Canadian poet (1898–1988)

Yehudis (Yudis) Tsik (7 July 1898 – 1988), better known by her pen name Yudika (יודיקאַ), was a Canadian Yiddish poet whose work was published around the world.

==Biography==
Born on 7 July 1898, in Gorzhd, Tsik was raised with her aunt in East Prussia and later with a married brother in Frankfurt, where she began writing poetry and fiction in German. At the outbreak of World War I, she was imprisoned in a German labour camp as an enemy alien. After her release in 1915, she sought refuge in Sweden, and later lived in various cities across Finland, Russia, and Ukraine, eventually settling in Kharkov.

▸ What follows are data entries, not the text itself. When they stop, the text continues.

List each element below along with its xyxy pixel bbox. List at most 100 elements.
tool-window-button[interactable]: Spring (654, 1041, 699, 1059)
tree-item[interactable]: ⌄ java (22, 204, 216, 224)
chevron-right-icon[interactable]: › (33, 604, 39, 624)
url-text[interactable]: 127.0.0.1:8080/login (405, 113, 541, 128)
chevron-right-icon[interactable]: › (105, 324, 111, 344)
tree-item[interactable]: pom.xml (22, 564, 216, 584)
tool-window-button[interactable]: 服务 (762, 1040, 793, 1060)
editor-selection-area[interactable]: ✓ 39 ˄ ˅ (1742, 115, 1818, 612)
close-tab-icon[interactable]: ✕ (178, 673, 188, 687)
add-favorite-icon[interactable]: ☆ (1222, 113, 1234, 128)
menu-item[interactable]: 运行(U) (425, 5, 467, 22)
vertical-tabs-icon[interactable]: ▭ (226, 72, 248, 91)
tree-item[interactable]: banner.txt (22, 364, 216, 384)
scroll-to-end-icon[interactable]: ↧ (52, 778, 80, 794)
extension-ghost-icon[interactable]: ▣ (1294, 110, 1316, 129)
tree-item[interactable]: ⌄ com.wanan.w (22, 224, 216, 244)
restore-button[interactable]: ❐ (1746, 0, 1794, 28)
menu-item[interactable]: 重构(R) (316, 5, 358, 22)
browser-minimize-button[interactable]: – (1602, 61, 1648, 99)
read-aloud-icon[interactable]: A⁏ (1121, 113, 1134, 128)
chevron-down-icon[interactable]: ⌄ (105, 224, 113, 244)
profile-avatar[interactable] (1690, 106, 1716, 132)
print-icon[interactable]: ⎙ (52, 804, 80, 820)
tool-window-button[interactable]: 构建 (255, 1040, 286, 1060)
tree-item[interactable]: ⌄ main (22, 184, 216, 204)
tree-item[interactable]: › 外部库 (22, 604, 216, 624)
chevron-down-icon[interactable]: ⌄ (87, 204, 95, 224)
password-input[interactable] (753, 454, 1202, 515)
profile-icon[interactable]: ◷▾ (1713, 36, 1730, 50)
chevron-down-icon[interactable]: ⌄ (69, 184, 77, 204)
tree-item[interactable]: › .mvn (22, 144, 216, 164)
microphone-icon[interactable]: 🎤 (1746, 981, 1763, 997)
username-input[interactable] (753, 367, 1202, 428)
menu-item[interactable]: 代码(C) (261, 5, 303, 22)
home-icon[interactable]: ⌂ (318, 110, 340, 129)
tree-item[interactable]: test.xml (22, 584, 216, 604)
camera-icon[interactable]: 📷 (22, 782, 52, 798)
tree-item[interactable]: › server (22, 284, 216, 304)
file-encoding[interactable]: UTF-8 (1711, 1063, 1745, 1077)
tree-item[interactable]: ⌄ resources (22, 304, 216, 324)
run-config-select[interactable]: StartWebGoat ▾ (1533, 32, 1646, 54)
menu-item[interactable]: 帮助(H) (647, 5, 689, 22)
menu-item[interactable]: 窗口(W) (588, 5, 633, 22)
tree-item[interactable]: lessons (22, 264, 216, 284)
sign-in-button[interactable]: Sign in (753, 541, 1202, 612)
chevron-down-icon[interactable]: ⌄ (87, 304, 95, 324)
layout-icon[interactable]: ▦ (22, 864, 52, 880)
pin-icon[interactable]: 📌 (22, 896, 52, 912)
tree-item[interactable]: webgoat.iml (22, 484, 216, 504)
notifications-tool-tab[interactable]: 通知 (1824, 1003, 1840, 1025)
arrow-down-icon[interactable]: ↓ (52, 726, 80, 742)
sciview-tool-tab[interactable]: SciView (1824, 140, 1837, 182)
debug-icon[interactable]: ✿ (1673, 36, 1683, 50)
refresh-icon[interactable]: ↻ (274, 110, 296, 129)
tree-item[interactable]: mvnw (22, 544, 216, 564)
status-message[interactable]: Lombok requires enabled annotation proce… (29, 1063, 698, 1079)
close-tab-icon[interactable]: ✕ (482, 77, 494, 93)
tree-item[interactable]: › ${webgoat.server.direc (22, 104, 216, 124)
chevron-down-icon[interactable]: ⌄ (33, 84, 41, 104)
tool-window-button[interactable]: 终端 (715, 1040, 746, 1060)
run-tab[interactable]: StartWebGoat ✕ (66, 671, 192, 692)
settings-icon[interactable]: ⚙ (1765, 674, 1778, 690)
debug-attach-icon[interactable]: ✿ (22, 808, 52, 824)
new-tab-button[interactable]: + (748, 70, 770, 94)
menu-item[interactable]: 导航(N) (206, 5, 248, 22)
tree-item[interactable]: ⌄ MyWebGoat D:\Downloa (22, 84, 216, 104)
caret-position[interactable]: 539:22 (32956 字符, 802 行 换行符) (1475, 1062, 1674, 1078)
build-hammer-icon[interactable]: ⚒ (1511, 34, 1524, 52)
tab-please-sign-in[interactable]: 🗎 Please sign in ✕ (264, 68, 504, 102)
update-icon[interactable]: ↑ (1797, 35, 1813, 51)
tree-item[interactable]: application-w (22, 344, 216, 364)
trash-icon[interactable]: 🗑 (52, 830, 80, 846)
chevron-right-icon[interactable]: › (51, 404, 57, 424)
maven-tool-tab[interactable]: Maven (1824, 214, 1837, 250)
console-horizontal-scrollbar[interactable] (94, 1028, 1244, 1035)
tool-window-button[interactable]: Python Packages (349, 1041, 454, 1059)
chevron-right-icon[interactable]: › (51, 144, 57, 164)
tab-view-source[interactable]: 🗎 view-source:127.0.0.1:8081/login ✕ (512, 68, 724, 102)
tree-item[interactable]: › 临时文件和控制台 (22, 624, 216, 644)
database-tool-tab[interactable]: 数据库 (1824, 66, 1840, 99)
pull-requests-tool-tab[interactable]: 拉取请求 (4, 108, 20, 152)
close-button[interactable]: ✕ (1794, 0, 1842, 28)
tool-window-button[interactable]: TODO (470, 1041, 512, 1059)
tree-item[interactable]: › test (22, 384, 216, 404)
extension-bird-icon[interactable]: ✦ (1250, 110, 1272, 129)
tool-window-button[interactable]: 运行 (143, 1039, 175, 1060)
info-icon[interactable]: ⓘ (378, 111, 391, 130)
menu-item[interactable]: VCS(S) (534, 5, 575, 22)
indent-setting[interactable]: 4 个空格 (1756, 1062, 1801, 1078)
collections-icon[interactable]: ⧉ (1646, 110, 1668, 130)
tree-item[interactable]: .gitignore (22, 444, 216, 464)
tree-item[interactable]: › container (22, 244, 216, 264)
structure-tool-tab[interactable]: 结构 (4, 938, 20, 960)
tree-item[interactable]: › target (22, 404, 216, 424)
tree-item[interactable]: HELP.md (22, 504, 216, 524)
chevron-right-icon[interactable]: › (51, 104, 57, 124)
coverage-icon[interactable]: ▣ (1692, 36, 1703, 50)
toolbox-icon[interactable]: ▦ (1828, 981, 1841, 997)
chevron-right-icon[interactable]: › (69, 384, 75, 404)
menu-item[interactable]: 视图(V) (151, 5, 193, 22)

Using the pen name Yudika, Tsik began writing poetry in Yiddish in 1917 and, under the influence of Moyshe Taytsh, joined the Yekaterinoslav Group of Poets which included Peretz Markish, Khane Levin, and Shmuel Rosin. She attained considerable success, publishing in periodicals and anthologies. Her first book of poetry, Naye yugnt ('New Youth') was published in Kovne in 1923, and Mentsh un tsayt ('People and Time'), a dramatic epic poem, was published in the same city in 1926.

Separated from her husband in Europe, she immigrated with her son to Canada in 1929. She settled in Toronto after a short period working at an orphanage in Montreal. There she became an important member of the proletarian school of Canadian Yiddish writers, while working in the garment factories to support herself and her son. She was a regular contributor to the Keneder Adler, and published such notable works as Vandervegn ('Wandering Ways', Montreal, 1934), Shpliters ('Splinters', Toronto, 1943), and Tsar un freyd ('Pain and Joy', Toronto, 1949).

She is included in Zalmen Reisen's biographical dictionary of Yiddish writers, having previously been included in Ezra Kerman's anthology of Yiddish female poets. Dovid Katz, who includes her among a group of women he says "built Yiddish poetry in the west," identifies her as having died in New York City—where she lived in her later life—in 1988, aged 89 or 90.